Asteroid 3 Juno reaches opposition in Vigo on April 27 and so is well placed for observation around that date.  Not as bright as it can be at some oppositions (it only reaches magnitude 10 this time) it will still be a relatively easy object in medium sized telescopes, although its motion against the background stars will be very small. Photographers have the best chance of locating it by imaging the area on a night by night basis.

Main belt asteroid 3 Juno (the third asteroid to be discovered, hence the 3) was discovered by the German astronomer Karl Ludwig Harding on 1804 Sept 1.  At the time it was lying in Aquarius at magnitude 8.2, so considerably brighter than it is currently. 1 Ceres, the first asteroid to be discovered, was picked up by Giuseppe Piazzi on 1801 January 1 (also at magnitude 8.2) and 2 Pallas by Heinrich Olbers (of paradox fame) on 1802 March 28 (at magnitude 8.1).

3 Juno is an S class (stony) asteroid and one of the largest and brightest in its class. It also has the distinction of being the first asteroid for which an occultation was observed (in 1958). Juno has an orbital period of 4.36 years, a rotation period of 7.21 hours and an estimated diameter of 234km.

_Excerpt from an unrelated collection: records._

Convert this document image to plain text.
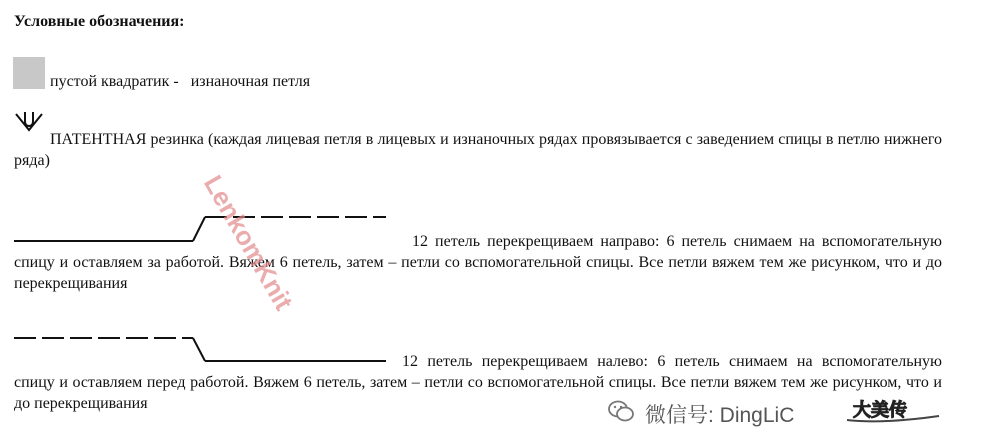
Условные обозначения:
пустой квадратик -   изнаночная петля
ПАТЕНТНАЯ резинка (каждая лицевая петля в лицевых и изнаночных рядах провязывается с заведением спицы в петлю нижнего ряда)
12 петель перекрещиваем направо: 6 петель снимаем на вспомогательную спицу и оставляем за работой. Вяжем 6 петель, затем – петли со вспомогательной спицы. Все петли вяжем тем же рисунком, что и до перекрещивания
12 петель перекрещиваем налево: 6 петель снимаем на вспомогательную спицу и оставляем перед работой. Вяжем 6 петель, затем – петли со вспомогательной спицы. Все петли вяжем тем же рисунком, что и до перекрещивания
LenkomKnit
微信号: DingLiC	大美传
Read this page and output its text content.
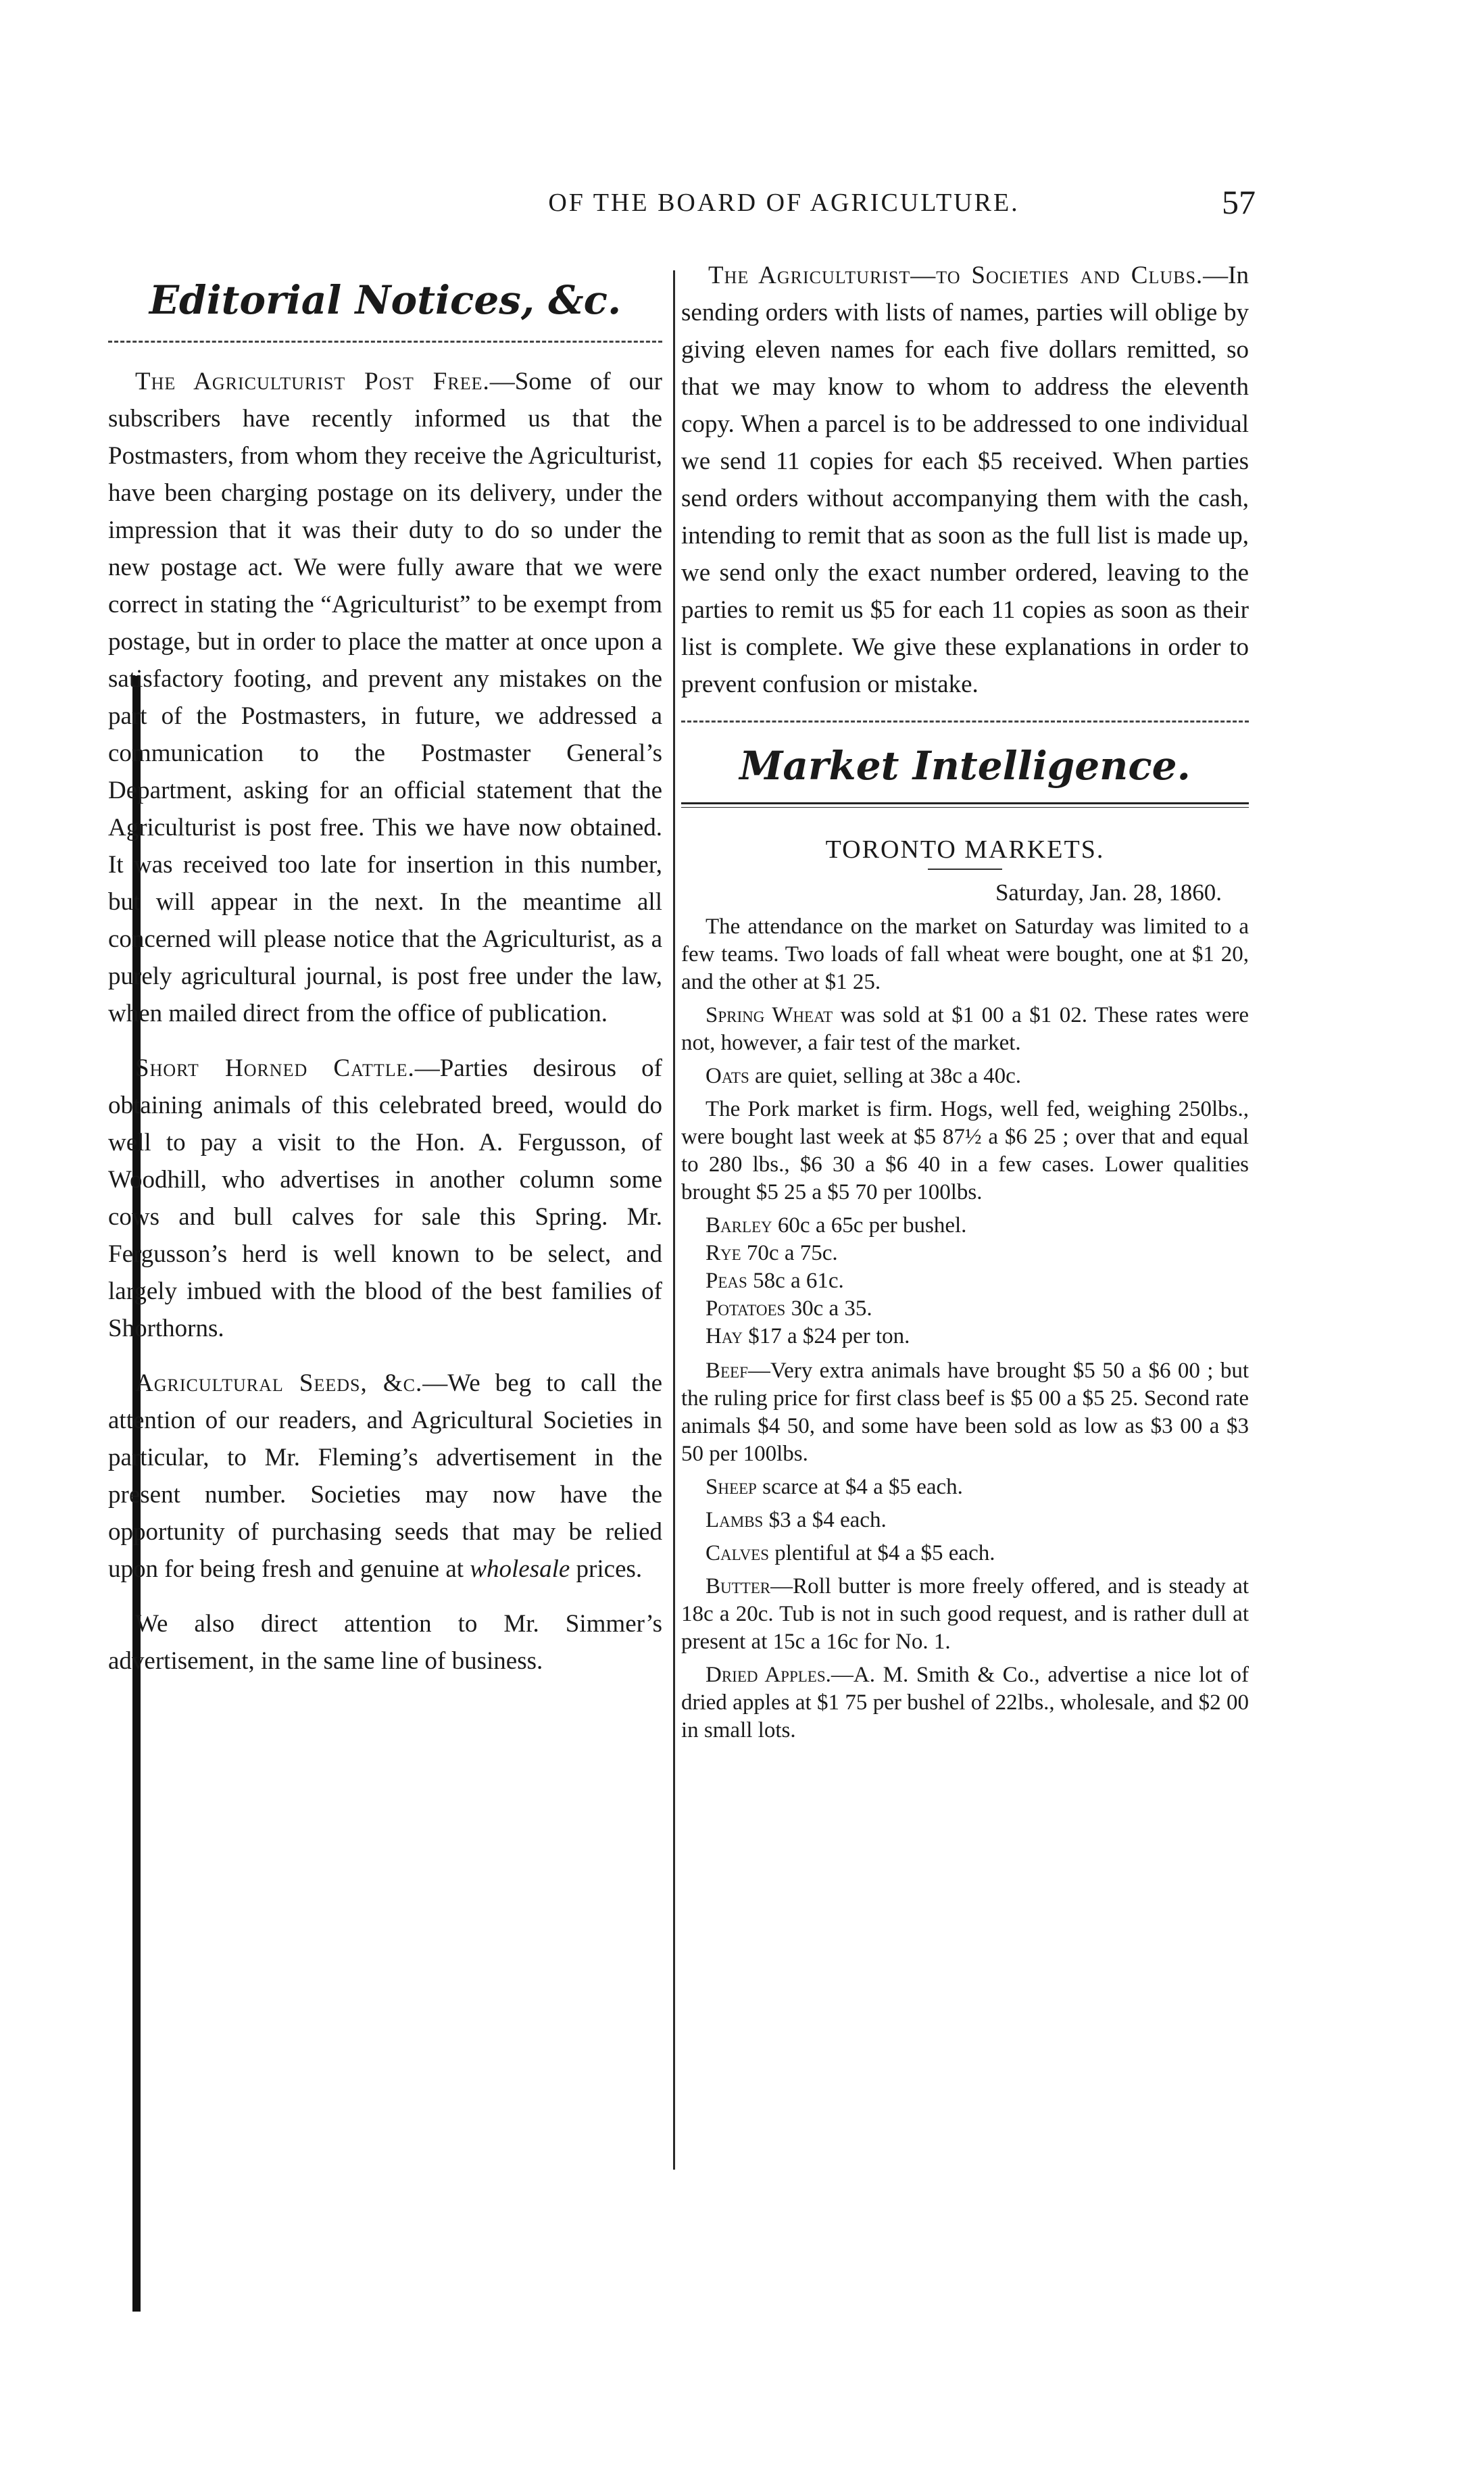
OF THE BOARD OF AGRICULTURE.	57
Editorial Notices, &c.

The Agriculturist Post Free.—Some of our subscribers have recently informed us that the Postmasters, from whom they receive the Agriculturist, have been charging postage on its delivery, under the impression that it was their duty to do so under the new postage act. We were fully aware that we were correct in stating the “Agriculturist” to be exempt from postage, but in order to place the matter at once upon a satisfactory footing, and prevent any mistakes on the part of the Postmasters, in future, we addressed a communication to the Postmaster General’s Department, asking for an official statement that the Agriculturist is post free. This we have now obtained. It was received too late for insertion in this number, but will appear in the next. In the meantime all concerned will please notice that the Agriculturist, as a purely agricultural journal, is post free under the law, when mailed direct from the office of publication.

Short Horned Cattle.—Parties desirous of obtaining animals of this celebrated breed, would do well to pay a visit to the Hon. A. Fergusson, of Woodhill, who advertises in another column some cows and bull calves for sale this Spring. Mr. Fergusson’s herd is well known to be select, and largely imbued with the blood of the best families of Shorthorns.

Agricultural Seeds, &c.—We beg to call the attention of our readers, and Agricultural Societies in particular, to Mr. Fleming’s advertisement in the present number. Societies may now have the opportunity of purchasing seeds that may be relied upon for being fresh and genuine at wholesale prices.

We also direct attention to Mr. Simmer’s advertisement, in the same line of business.

The Agriculturist—to Societies and Clubs.—In sending orders with lists of names, parties will oblige by giving eleven names for each five dollars remitted, so that we may know to whom to address the eleventh copy. When a parcel is to be addressed to one individual we send 11 copies for each $5 received. When parties send orders without accompanying them with the cash, intending to remit that as soon as the full list is made up, we send only the exact number ordered, leaving to the parties to remit us $5 for each 11 copies as soon as their list is complete. We give these explanations in order to prevent confusion or mistake.

Market Intelligence.
TORONTO MARKETS.
Saturday, Jan. 28, 1860.

The attendance on the market on Saturday was limited to a few teams. Two loads of fall wheat were bought, one at $1 20, and the other at $1 25.

Spring Wheat was sold at $1 00 a $1 02. These rates were not, however, a fair test of the market.

Oats are quiet, selling at 38c a 40c.

The Pork market is firm. Hogs, well fed, weighing 250lbs., were bought last week at $5 87½ a $6 25 ; over that and equal to 280 lbs., $6 30 a $6 40 in a few cases. Lower qualities brought $5 25 a $5 70 per 100lbs.

Barley 60c a 65c per bushel.
Rye 70c a 75c.
Peas 58c a 61c.
Potatoes 30c a 35.
Hay $17 a $24 per ton.

Beef—Very extra animals have brought $5 50 a $6 00 ; but the ruling price for first class beef is $5 00 a $5 25. Second rate animals $4 50, and some have been sold as low as $3 00 a $3 50 per 100lbs.

Sheep scarce at $4 a $5 each.

Lambs $3 a $4 each.

Calves plentiful at $4 a $5 each.

Butter—Roll butter is more freely offered, and is steady at 18c a 20c. Tub is not in such good request, and is rather dull at present at 15c a 16c for No. 1.

Dried Apples.—A. M. Smith & Co., advertise a nice lot of dried apples at $1 75 per bushel of 22lbs., wholesale, and $2 00 in small lots.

The track of 3 Juno is shown on the chart below. For those people using go-to telescopes finding Juno should be an easy task, but for those people using setting circles its position at opposition and just after is as follows:

April 27  22:00 UTC           RA 14h 41m 2.0s               Dec -1 deg 3 min 25 sec

April 28  22:00 UTC           RA 14h 40m 13.8s             Dec -0 deg 57 min 33 sec

April 29  22:00UTC            RA 14h 39m 25.4s             Dec -0 deg 51 min 47 sec

April 30  22:00UTC            RA 14h 38m 37.0s             Dec -0 deg 46 min 7 sec

For star hoppers who like a challenge, on opposition night Juno is 3 degrees 13 arcmin SSW of mag 3.7 star 109 Virginis. Also nearby is asteroid 42 Isis, at magnitude 10.7.